Cast your mind back, if you will, to 1999.
Almost a decade ago, the shiny new(ish) Labour Government decided it was important to celebrate the Millennium, and that an appropriate way to do this would be to build a nice big white tent in Greenwich.
And oh, it was a lovely white tent. So strong, it’s still there to this day. So monumental, it has its own tube station. So loved by the nation, it’s in the Eastenders title sequence.
Yet they had a problem: What to put inside the tent. Ideas were flowing, for everything from a Festival of Britain for the modern age, to a theme park. So many choices, so many options, so many decisions.
So, in the end, they went with an elephant: A big white elephant, to be precise.
Tony Blair thought the elephant and it’s dome would be “a beacon to the world”. I was more cynical: I’d not been a fan of elephants for some years, since an unfortunate collision between an elephant’s trunk and a particularly sensitive part of my anatomy.
For once, it seemed the public agreed with me, leaving the elephant unvisited and the government red-faced.
This left Tony’s team scrambling to regain any sense that they were “in touch” with the people. So, in a masterpiece of spin, they simply denied that the dome contained a white elephant. They told us it contained all sorts of fun treats, that the public would really, really like to see.

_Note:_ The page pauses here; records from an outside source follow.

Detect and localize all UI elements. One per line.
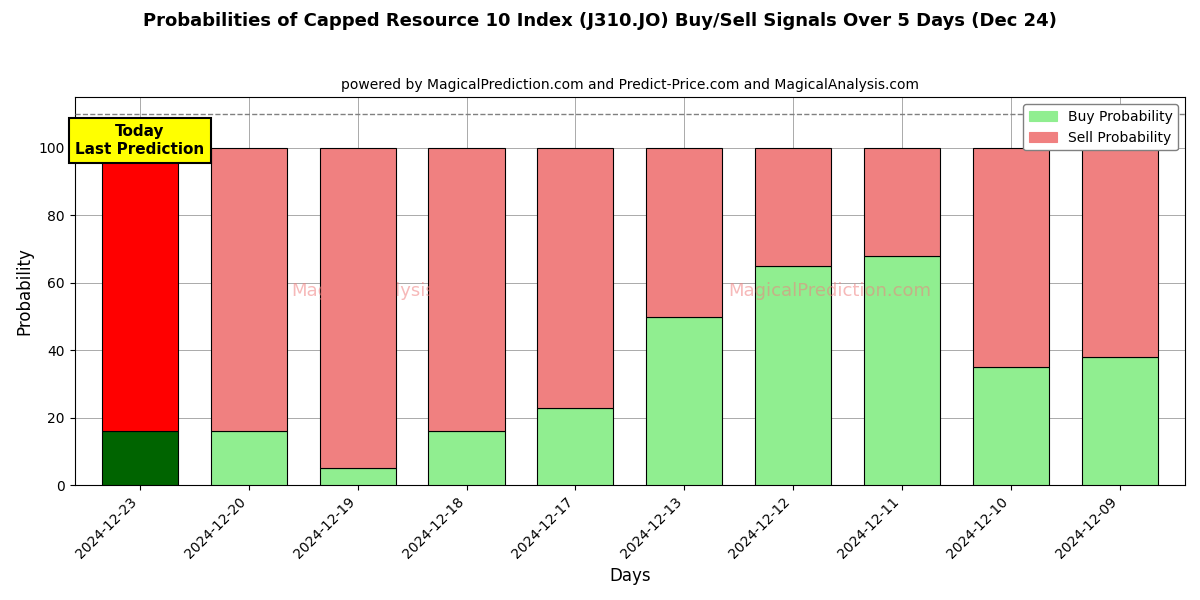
Bar — [428, 431, 505, 485]
Bar — [1081, 357, 1158, 485]
Bar — [973, 367, 1049, 485]
Bar — [319, 148, 396, 469]
Bar — [973, 148, 1049, 367]
Text: Today
Last Prediction: Today Last Prediction — [76, 124, 204, 157]
Bar — [538, 148, 613, 407]
Bar — [646, 317, 722, 485]
Bar — [211, 431, 287, 485]
Bar — [646, 148, 722, 317]
Y-axis label: Probability: Probability — [16, 247, 34, 335]
Bar — [428, 148, 505, 431]
Bar — [319, 469, 396, 485]
X-axis label: Days: Days — [610, 567, 650, 585]
Bar — [102, 431, 178, 485]
Bar — [211, 148, 287, 431]
Bar — [755, 148, 832, 266]
Bar — [755, 266, 832, 485]
Bar — [538, 407, 613, 485]
Legend: Buy Probability, Sell Probability: Buy Probability, Sell Probability — [1024, 104, 1178, 151]
Bar — [1081, 148, 1158, 357]
Bar — [102, 148, 178, 431]
Bar — [864, 148, 940, 256]
Title: powered by MagicalPrediction.com and Predict-Price.com and MagicalAnalysis.com: powered by MagicalPrediction.com and Pre… — [341, 78, 919, 92]
Text: MagicalAnalysis.com: MagicalAnalysis.com — [292, 282, 480, 300]
Bar — [864, 256, 940, 485]
Text: Probabilities of Capped Resource 10 Index (J310.JO) Buy/Sell Signals Over 5 Days: Probabilities of Capped Resource 10 Inde… — [143, 12, 1057, 30]
Text: MagicalPrediction.com: MagicalPrediction.com — [728, 282, 931, 300]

When that didn’t seem to be working, they brought in a frog to feature alongside the elephant, a strategy that brought in about six-and-a-half million visitors, yet still continued to deny the primarily elephantine contents of the dome.
“It’s great!”, they told us. “Come visit the dome and see the special treats within! It’s fun for all the family! It’s not a white elephant, it’s a rip-roaring smorgasbord of good natured wholesome British fun!”
Even once the dome closed, they still protested that the contents had been “really good”, and certainly in no-way elephant related.
That is, it seems, until last week.
In an extraordinary interview with LBC, Tessa Jowell not only admitted the existence of the white elephant, but – unbelievably – insisted that white elephants were to be banned from the Olympics, since the white elephant in the dome had been such an embarrassment for all.
Is it really fair to blame this failure of Government competence on the white elephant itself? What happened to ministerial responsibility? I’m quite sure the elephant did its best to entertain people, but was placed in a rather impossible position by this Labour Government.
And, more pertinently, why are all white elephants being tarred with the same brush and being banned from the Olympics?
I very much doubt this would happen with Indian or African elephants – no, that would be racist – but it’s perfectly fine to discriminate against the hard-working, white, middle-class elephant families of these British Isles, whilst allowing any foreign elephants to just wander into the Olympics as they see fit.
It’s absolutely sickening that the respectable white elephants of this country should be treated this way by an incompetent government. When the government starts prioritising the Olympic dreams of other country’s elephants above our own, surely the whole country is going to hell in a handcart.